Even then, she felt certain he would not harm her with how tenderly he had held her corpse, at the sincere sadness he held—but then he asked that question, when Anubis's Priestess laid dying:

'"Why... are they sad?"'

It was as if electricity had struck her at that time.

'Dear heavens, even with me dying... he still does not understand how precious life is?'

And then the questions, the doubts, the anxiety and the fear returned.

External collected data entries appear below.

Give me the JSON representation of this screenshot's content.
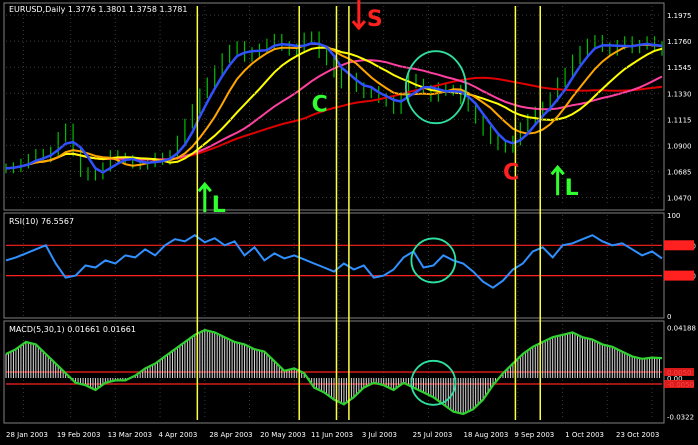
{
  "chart_data": {
    "type": "line",
    "main": {
      "header": "EURUSD,Daily  1.3776 1.3801 1.3758 1.3781",
      "yticks": [
        1.1975,
        1.176,
        1.1545,
        1.133,
        1.1115,
        1.09,
        1.0685,
        1.047
      ],
      "ylim": [
        1.04,
        1.205
      ],
      "series": [
        {
          "name": "",
          "color": "#00c000",
          "role": "price",
          "x": [
            0,
            3,
            6,
            9,
            12,
            15,
            18,
            21,
            24,
            27,
            30,
            33,
            36,
            39,
            42,
            45,
            48,
            51,
            54,
            57,
            60,
            63,
            66,
            69,
            72,
            75,
            78,
            81,
            84,
            87,
            90,
            93,
            96,
            99,
            102,
            105,
            108,
            111,
            114,
            117,
            120,
            123,
            126,
            129,
            132,
            135,
            138,
            141,
            144,
            147,
            150,
            153,
            156,
            159,
            162,
            165,
            168,
            171,
            174,
            177,
            180,
            183,
            186,
            189,
            192,
            195,
            198,
            201,
            204,
            207,
            210,
            213,
            216,
            219,
            222,
            225,
            228,
            231,
            234,
            237,
            240,
            243,
            246,
            249,
            252,
            255,
            258,
            261,
            264
          ],
          "values": [
            1.071,
            1.072,
            1.075,
            1.079,
            1.083,
            1.08,
            1.085,
            1.097,
            1.104,
            1.085,
            1.068,
            1.065,
            1.066,
            1.072,
            1.082,
            1.08,
            1.078,
            1.075,
            1.074,
            1.076,
            1.08,
            1.078,
            1.082,
            1.094,
            1.108,
            1.12,
            1.133,
            1.142,
            1.152,
            1.162,
            1.169,
            1.172,
            1.163,
            1.167,
            1.17,
            1.174,
            1.178,
            1.172,
            1.168,
            1.17,
            1.179,
            1.18,
            1.166,
            1.16,
            1.15,
            1.141,
            1.146,
            1.138,
            1.133,
            1.135,
            1.129,
            1.126,
            1.12,
            1.13,
            1.145,
            1.141,
            1.136,
            1.13,
            1.138,
            1.135,
            1.136,
            1.128,
            1.122,
            1.112,
            1.102,
            1.095,
            1.09,
            1.088,
            1.094,
            1.105,
            1.112,
            1.118,
            1.122,
            1.13,
            1.142,
            1.15,
            1.161,
            1.168,
            1.174,
            1.177,
            1.171,
            1.168,
            1.173,
            1.176,
            1.17,
            1.173,
            1.176,
            1.172,
            1.168
          ]
        },
        {
          "name": "",
          "color": "#3050ff",
          "role": "fast-ma",
          "smooth": 3
        },
        {
          "name": "",
          "color": "#ffa500",
          "role": "ma",
          "smooth": 7
        },
        {
          "name": "",
          "color": "#ffff00",
          "role": "ma",
          "smooth": 13
        },
        {
          "name": "",
          "color": "#ff40a0",
          "role": "ma",
          "smooth": 22
        },
        {
          "name": "",
          "color": "#e00000",
          "role": "ma",
          "smooth": 40
        }
      ]
    },
    "rsi": {
      "header": "RSI(10) 76.5567",
      "yticks_left": [
        "100",
        "70.0000",
        "40.0000",
        "0"
      ],
      "levels": [
        70,
        40
      ],
      "ylim": [
        0,
        100
      ],
      "color": "#3090ff",
      "x": [
        0,
        4,
        8,
        12,
        16,
        20,
        24,
        28,
        32,
        36,
        40,
        44,
        48,
        52,
        56,
        60,
        64,
        68,
        72,
        76,
        80,
        84,
        88,
        92,
        96,
        100,
        104,
        108,
        112,
        116,
        120,
        124,
        128,
        132,
        136,
        140,
        144,
        148,
        152,
        156,
        160,
        164,
        168,
        172,
        176,
        180,
        184,
        188,
        192,
        196,
        200,
        204,
        208,
        212,
        216,
        220,
        224,
        228,
        232,
        236,
        240,
        244,
        248,
        252,
        256,
        260,
        264
      ],
      "values": [
        55,
        58,
        62,
        66,
        70,
        52,
        38,
        40,
        50,
        48,
        55,
        52,
        60,
        58,
        66,
        60,
        70,
        76,
        74,
        80,
        73,
        77,
        70,
        74,
        60,
        68,
        55,
        62,
        57,
        60,
        56,
        52,
        48,
        44,
        52,
        46,
        50,
        38,
        40,
        46,
        58,
        64,
        48,
        50,
        60,
        55,
        52,
        44,
        34,
        28,
        35,
        46,
        52,
        64,
        68,
        58,
        70,
        72,
        76,
        80,
        74,
        70,
        72,
        66,
        60,
        64,
        57
      ]
    },
    "macd": {
      "header": "MACD(5,30,1) 0.01661 0.01661",
      "yticks_left": [
        "0.04188",
        "0.0050",
        "0.00",
        "-0.0050",
        "-0.0322"
      ],
      "levels": [
        0.005,
        -0.005
      ],
      "ylim": [
        -0.035,
        0.045
      ],
      "color": "#30d030",
      "x": [
        0,
        4,
        8,
        12,
        16,
        20,
        24,
        28,
        32,
        36,
        40,
        44,
        48,
        52,
        56,
        60,
        64,
        68,
        72,
        76,
        80,
        84,
        88,
        92,
        96,
        100,
        104,
        108,
        112,
        116,
        120,
        124,
        128,
        132,
        136,
        140,
        144,
        148,
        152,
        156,
        160,
        164,
        168,
        172,
        176,
        180,
        184,
        188,
        192,
        196,
        200,
        204,
        208,
        212,
        216,
        220,
        224,
        228,
        232,
        236,
        240,
        244,
        248,
        252,
        256,
        260,
        264
      ],
      "values": [
        0.02,
        0.024,
        0.03,
        0.028,
        0.02,
        0.012,
        0.004,
        -0.004,
        -0.006,
        -0.01,
        -0.004,
        -0.002,
        -0.002,
        0.002,
        0.008,
        0.012,
        0.018,
        0.024,
        0.03,
        0.036,
        0.04,
        0.038,
        0.034,
        0.03,
        0.028,
        0.024,
        0.022,
        0.014,
        0.006,
        0.008,
        0.004,
        -0.008,
        -0.012,
        -0.018,
        -0.022,
        -0.016,
        -0.008,
        -0.004,
        -0.006,
        -0.01,
        -0.004,
        -0.008,
        -0.012,
        -0.016,
        -0.022,
        -0.028,
        -0.03,
        -0.026,
        -0.018,
        -0.006,
        0.004,
        0.012,
        0.02,
        0.026,
        0.03,
        0.034,
        0.036,
        0.038,
        0.034,
        0.032,
        0.028,
        0.026,
        0.022,
        0.018,
        0.016,
        0.017,
        0.0166
      ]
    },
    "x_range": [
      0,
      264
    ],
    "x_tick_positions": [
      7,
      26,
      44,
      62,
      80,
      98,
      116,
      134,
      152,
      170,
      188,
      206,
      224,
      242,
      260
    ],
    "x_ticks": [
      "28 Jan 2003",
      "19 Feb 2003",
      "13 Mar 2003",
      "4 Apr 2003",
      "28 Apr 2003",
      "20 May 2003",
      "11 Jun 2003",
      "3 Jul 2003",
      "25 Jul 2003",
      "18 Aug 2003",
      "9 Sep 2003",
      "1 Oct 2003",
      "23 Oct 2003"
    ],
    "x_tick_index": [
      0,
      7,
      14,
      26,
      35,
      44,
      53,
      62,
      72,
      84,
      94,
      106,
      118
    ],
    "vertical_lines_x": [
      77,
      118,
      133,
      138,
      205,
      215
    ],
    "annotations": [
      {
        "text": "L",
        "color": "#30ff30",
        "x": 80,
        "panel": "main",
        "y": 1.058,
        "arrow": "up"
      },
      {
        "text": "C",
        "color": "#30ff30",
        "x": 123,
        "panel": "main",
        "y": 1.118
      },
      {
        "text": "S",
        "color": "#ff2020",
        "x": 142,
        "panel": "main",
        "y": 1.195,
        "arrow": "down"
      },
      {
        "text": "C",
        "color": "#ff2020",
        "x": 200,
        "panel": "main",
        "y": 1.062
      },
      {
        "text": "L",
        "color": "#30ff30",
        "x": 222,
        "panel": "main",
        "y": 1.072,
        "arrow": "up"
      }
    ],
    "circles": [
      {
        "panel": "main",
        "x": 173,
        "y": 1.138,
        "color": "#30e0a0"
      },
      {
        "panel": "rsi",
        "x": 172,
        "y": 55,
        "color": "#30e0a0"
      },
      {
        "panel": "macd",
        "x": 172,
        "y": -0.004,
        "color": "#30e0a0"
      }
    ]
  }
}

'Did I misread him? Is it a misunderstanding on my part? Am I like a child's toy to him—a curiosity to explore and keep to himself before finding another one? If so, when will I be replaced, and when I am, how will I be treated?'

The terrifying images of her father's icy eyes staring down at her haunted her; would this kindness he had offered her turn as violent as her father had been?

Until now, she had been assured that that would not happen to her; she was a specter after all—if he ever grew volatile towards her, she could simply fade away and wait for his hidden fury to cool down before returning to his side.

Before, she could always escape.

Now, she was set for resurrection; if before, she would have been ecstatic, even hopeful, since she would be able to properly meet her companions, to even be friends with them.

Currently, at Hela's approach, she was terrified beyond belief, as if facing an execution instead of a resurrection.

Alive, she could build connections, make friends, find a family... and maybe even have a love of her own.

But life was not all sunshine and rainbows.

Alive, she could be hurt by others, make enemies, become abandoned... and maybe even permanently die this time.

Life was a terrifying and voracious monster that enjoyed kicking her to the ground and kept kicking; life was like her Father and Jörmungandr, and she both wanted to have it, and wanted to run away.

Pale blue eyes searched Jörmungandr's sunset yellow ones. They were warm, as always, warm and kind. But she could not trust those eyes; many before him had held those same eyes before abandoning and hurting her, save for her grandmother—but even she only kept her around out of pity, her mother's memory, and because it was cheap to have a granddaughter that could see and help her without paying a dime around.

'I won't give you the chance to abandon me,' she spoke to him quietly, her gaze blank and yet sad.

'I'll leave first—and then you won't have to bother with me anymore.'

Everything turned black when Hela's skeletal hand touched her head.